PacWest Bancorp (PACW) shares collapsed to a record low Thursday after the Los Angeles-based lender said it's considering a host of strategic alternatives, including an outright sale, just weeks after touting its improved deposit base to investors.
London's Financial Times also reported that Western Alliance (WAL) is also exploring strategic alternatives, a claim the bank itself vehemently denied Thursday, adding that it's considering legal options as a result of the piece.
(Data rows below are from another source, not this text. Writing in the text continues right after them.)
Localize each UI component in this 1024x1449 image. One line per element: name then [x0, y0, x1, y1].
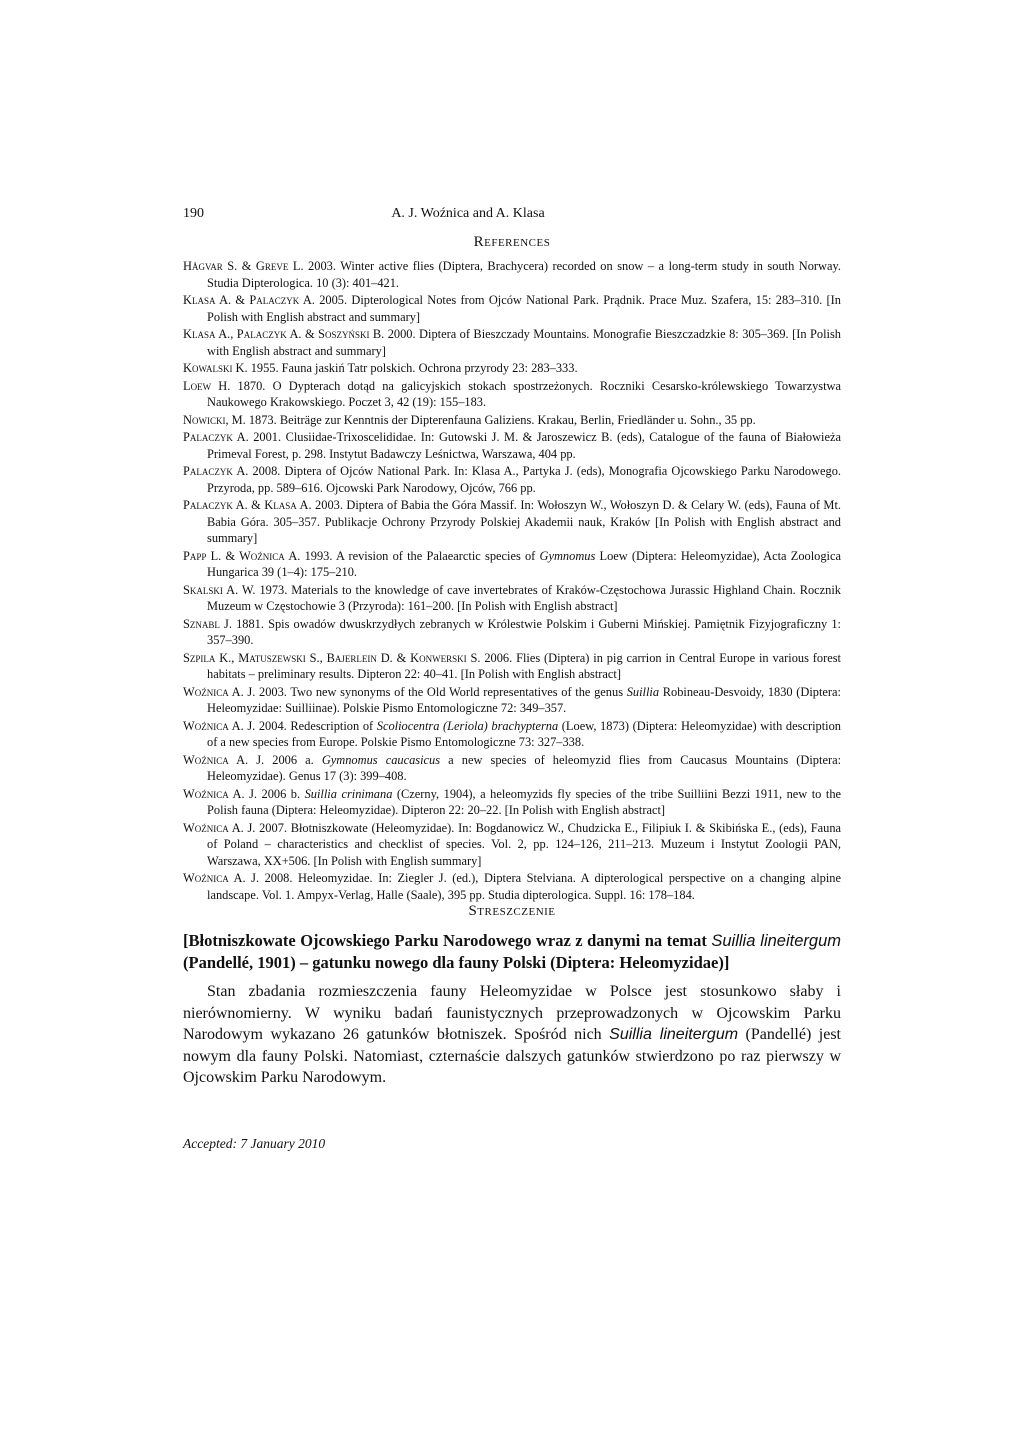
reference-entry [183, 360, 841, 377]
reference-text: 1955. Fauna jaskiń Tatr polskich. Ochrona przyrody 23: 283–333. [247, 361, 578, 375]
reference-taxon: Suillia crinimana [304, 786, 393, 801]
reference-author: Hågvar S. & Greve L. [183, 259, 304, 273]
page-number: 190 [183, 206, 204, 221]
reference-taxon: Gymnomus [539, 548, 596, 563]
reference-text-cont: (Loew, 1873) (Diptera: Heleomyzidae) with description of a new species from Europe. Polskie Pismo Entomologiczne 73: 327–338. [207, 718, 841, 749]
reference-entry [183, 463, 841, 496]
reference-text: 2007. Błotniszkowate (Heleomyzidae). In: Bogdanowicz W., Chudzicka E., Filipiuk I. & Skibińska E., (eds), Fauna of Poland – characteristics and checklist of species. Vol. 2, pp. 124–126, 211–213. Muzeum i Instytut Zoologii PAN, Warszawa, XX+506. [In Polish with English summary] [207, 820, 842, 868]
accepted-date: Accepted: 7 January 2010 [183, 1136, 326, 1151]
reference-taxon: Gymnomus caucasicus [321, 752, 441, 767]
reference-author: Palaczyk A. [183, 464, 249, 478]
reference-author: Woźnica A. J. [183, 871, 260, 885]
reference-author: Woźnica A. J. [183, 718, 256, 733]
reference-text-cont: a new species of heleomyzid flies from Caucasus Mountains (Diptera: Heleomyzidae). Genus 17 (3): 399–408. [207, 752, 842, 783]
reference-text: 2003. Two new synonyms of the Old World representatives of the genus [255, 684, 627, 699]
reference-author: Woźnica A. J. [183, 786, 257, 801]
reference-author: Szpila K., Matuszewski S., Bajerlein D. & Konwerski S. [183, 650, 481, 665]
reference-text: 1873. Beiträge zur Kenntnis der Dipterenfauna Galiziens. Krakau, Berlin, Friedländer u. Sohn., 35 pp. [245, 412, 756, 427]
reference-text: 2004. Redescription of [255, 718, 377, 733]
streszczenie-heading: Streszczenie [468, 903, 556, 919]
reference-text: 1993. A revision of the Palaearctic species of [300, 548, 540, 563]
reference-text: 2003. Diptera of Babia the Góra Massif. In: Wołoszyn W., Wołoszyn D. & Celary W. (eds), Fauna of Mt. Babia Góra. 305–357. Publikacje Ochrony Przyrody Polskiej Akademii nauk, Kraków [In Polish with English abstract and summary] [207, 498, 841, 545]
abstract-species: Suillia lineitergum [609, 1026, 739, 1043]
reference-text: 2006. Flies (Diptera) in pig carrion in Central Europe in various forest habitats – preliminary results. Dipteron 22: 40–41. [In Polish with English abstract] [207, 650, 842, 681]
reference-author: Klasa A. & Palaczyk A. [183, 293, 315, 307]
reference-text-cont: (Czerny, 1904), a heleomyzids fly species of the tribe Suilliini Bezzi 1911, new to the Polish fauna (Diptera: Heleomyzidae). Dipteron 22: 20–22. [In Polish with English abstract] [207, 786, 842, 817]
reference-text: 1870. O Dypterach dotąd na galicyjskich stokach spostrzeżonych. Roczniki Cesarsko-królewskiego Towarzystwa Naukowego Krakowskiego. Poczet 3, 42 (19): 155–183. [207, 378, 841, 409]
references-list [183, 258, 841, 904]
running-head [183, 206, 843, 226]
reference-text: 2001. Clusiidae-Trixoscelididae. In: Gutowski J. M. & Jaroszewicz B. (eds), Catalogue of the fauna of Białowieża Primeval Forest, p. 298. Instytut Badawczy Leśnictwa, Warszawa, 404 pp. [207, 430, 841, 461]
reference-entry [183, 786, 841, 819]
reference-text: 2005. Dipterological Notes from Ojców National Park. Prądnik. Prace Muz. Szafera, 15: 283–310. [In Polish with English abstract and summary] [207, 293, 841, 324]
references-heading: References [473, 234, 551, 250]
reference-text: 2008. Diptera of Ojców National Park. In: Klasa A., Partyka J. (eds), Monografia Ojcowskiego Parku Narodowego. Przyroda, pp. 589–616. Ojcowski Park Narodowy, Ojców, 766 pp. [207, 464, 841, 495]
polish-title-species: Suillia lineitergum [711, 932, 842, 950]
abstract-text-post: (Pandellé) jest nowym dla fauny Polski. Natomiast, czternaście dalszych gatunków stwierdzono po raz pierwszy w Ojcowskim Parku Narodowym. [183, 1026, 841, 1086]
reference-author: Palaczyk A. [183, 430, 249, 444]
reference-entry [183, 582, 841, 615]
reference-entry [183, 292, 841, 325]
reference-text: 1973. Materials to the knowledge of cave invertebrates of Kraków-Częstochowa Jurassic Highland Chain. Rocznik Muzeum w Częstochowie 3 (Przyroda): 161–200. [In Polish with English abstract] [207, 582, 841, 613]
reference-entry [183, 548, 841, 581]
reference-entry [183, 718, 841, 751]
reference-text: 2000. Diptera of Bieszczady Mountains. Monografie Bieszczadzkie 8: 305–369. [In Polish with English abstract and summary] [207, 327, 841, 358]
reference-text: 2006 b. [257, 786, 305, 801]
reference-author: Nowicki, M. [183, 412, 246, 427]
reference-author: Woźnica A. J. [183, 684, 256, 699]
reference-author: Woźnica A. J. [183, 820, 256, 835]
reference-entry [183, 870, 841, 903]
reference-entry [183, 650, 841, 683]
reference-entry [183, 378, 841, 411]
reference-author: Loew H. [183, 378, 231, 393]
reference-text: 2003. Winter active flies (Diptera, Brachycera) recorded on snow – a long-term study in south Norway. Studia Dipterologica. 10 (3): 401–421. [207, 259, 841, 290]
reference-entry [183, 616, 841, 649]
reference-author: Kowalski K. [183, 361, 248, 375]
reference-author: Woźnica A. J. [183, 752, 265, 767]
reference-taxon: Suillia [626, 684, 660, 699]
reference-author: Palaczyk A. & Klasa A. [183, 498, 312, 512]
reference-author: Papp L. & Woźnica A. [183, 548, 301, 563]
reference-author: Sznabl J. [183, 616, 232, 631]
reference-author: Skalski A. W. [183, 582, 256, 597]
polish-abstract [183, 981, 841, 1089]
reference-entry [183, 326, 841, 359]
reference-entry [183, 820, 841, 870]
reference-text: 2006 a. [264, 752, 322, 767]
reference-taxon: Scoliocentra (Leriola) brachypterna [376, 718, 559, 733]
reference-text-cont: Loew (Diptera: Heleomyzidae), Acta Zoologica Hungarica 39 (1–4): 175–210. [207, 548, 841, 579]
polish-title-pre: [Błotniszkowate Ojcowskiego Parku Narodowego wraz z danymi na temat [183, 931, 712, 950]
reference-entry [183, 429, 841, 462]
reference-entry [183, 497, 841, 547]
reference-author: Klasa A., Palaczyk A. & Soszyński B. [183, 327, 385, 341]
running-head-authors: A. J. Woźnica and A. Klasa [391, 206, 545, 221]
polish-title [183, 930, 841, 974]
reference-entry [183, 752, 841, 785]
reference-text: 2008. Heleomyzidae. In: Ziegler J. (ed.), Diptera Stelviana. A dipterological perspective on a changing alpine landscape. Vol. 1. Ampyx-Verlag, Halle (Saale), 395 pp. Studia dipterologica. Suppl. 16: 178–184. [207, 871, 841, 902]
reference-entry [183, 412, 841, 429]
reference-entry [183, 684, 841, 717]
reference-text: 1881. Spis owadów dwuskrzydłych zebranych w Królestwie Polskim i Guberni Mińskiej. Pamiętnik Fizyjograficzny 1: 357–390. [207, 616, 841, 647]
reference-entry [183, 258, 841, 291]
abstract-text-pre: Stan zbadania rozmieszczenia fauny Heleomyzidae w Polsce jest stosunkowo słaby i nierównomierny. W wyniku badań faunistycznych przeprowadzonych w Ojcowskim Parku Narodowym wykazano 26 gatunków błotniszek. Spośród nich [183, 983, 841, 1043]
reference-text-cont: Robineau-Desvoidy, 1830 (Diptera: Heleomyzidae: Suilliinae). Polskie Pismo Entomologiczne 72: 349–357. [207, 684, 841, 715]
polish-title-post: (Pandellé, 1901) – gatunku nowego dla fauny Polski (Diptera: Heleomyzidae)] [183, 953, 730, 972]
"The Financial Times’ report today that Western Alliance is considering a potential sale of all or part of its business is categorically false in all respects," Western Alliance said. "There is not a single element of the article that is true. Western Alliance is not exploring a sale, nor has it hired an advisor to explore strategic options."
"It is shameful and irresponsible that the Financial Times has allowed itself to be used as an instrument of short sellers and as a conduit for spreading false narratives about a financially sound and profitable bank," the statement added. "We are considering all of our legal options in response to today’s article."
Bloomberg first reported that PacWest has considered by raising fresh capital to bolster its balance sheet, or a breakup of its Pacific Western Bank franchise from its other consumer and commercial lending businesses. The bank confirmed that strategy late Wednesday, saying its in talks with potential partners.
PacWest scrapped plans to raise capital in March, as bank stocks were pummeled in the wake of the Silicon Valley Bank collapse, and noted Wednesday that 75% of its total $28 billion deposit base fell withing the FDIC's protection threshold.
"The bank has not experienced out-of-the-ordinary deposit flows following the sale of First Republic Bank and other news," the PacWest said in a statement late Wednesday. "Our cash and available liquidity remains solid and exceeded our uninsured deposits."
"At the beginning of the year, the Company announced a new strategic plan designed to maximize shareholder value by focusing on various elements and improving our operational efficiency," PacWest said. "We have been executing this strategy and have accelerated many of these goals in response to recent market volatility in the banking industry."
PacWest shares were marked 41.5% lower in afternoon trading to change hands at $3.73 each. The stock hit an all-time low of $2.48 each earlier in the session that would value the bank at just $400 million. Western Alliance, meanwhile, was last seen down 32.3% at $20.00 each.
The KBW Regional Banking index fell 4.05% lower to a fresh two-year low of 71.79, pegging its 2023 decline at around 30%.
The Federal Reserve acknowledged simmering risks in the banking sector, following the failure of Silicon Valley Bank and the closure of Signature Bank in early March, as well as the sale of First Republic (FRC) to JPMorgan (JPM) earlier this week, but insisted the system is "sound and resilient" as it delivered its 10th consecutive rate hike yesterday in Washington.
First Republic's sale marked the second U.S. bank failure in as many months following the collapse of SVB Financial and the close of Signature Bank in early March. The move saw JPMorgan outbid PNC Financial (PNC) and Citizens Financial (CFG) for the lender and wealth manager's $173 billion loan book and its $92 billion in deposits.
“There were three large banks, really from the very beginning, that were at the heart of the stress that we saw in early March — the severe period of stress. Those have now all been resolved, and all the depositors have been protected,” Powell said, adding the First Republic sale "kind of draws a line" under the period of regional bank stresses.
The deal did not, however, include either First Republic's debt nor its preferred or common stock, and the loan book valuation may be forcing mark-to-market adjustments at other regional banks.
The Federal Deposit Insurance Corp. also took a $13 billion hit on the sale, which it arranged alongside the California Department of Financial Protection and Innovation late Sunday.
“Global investors do not seem to think the turmoil among small regional US banks represents a systemic risk, although some of the UK-listed banking blue-chips have shown weakness in recent weeks," said Rob Clarry, a London-based investment strategist at wealth manager Evelyn Partners.
“But the risks in the US of overtightening monetary policy are becoming clear," he added. "The failure of Silicon Valley Bank and Signature Bank in March exposed fragilities in the US banking system, and the collapse of First Republic this week further exacerbated these concerns."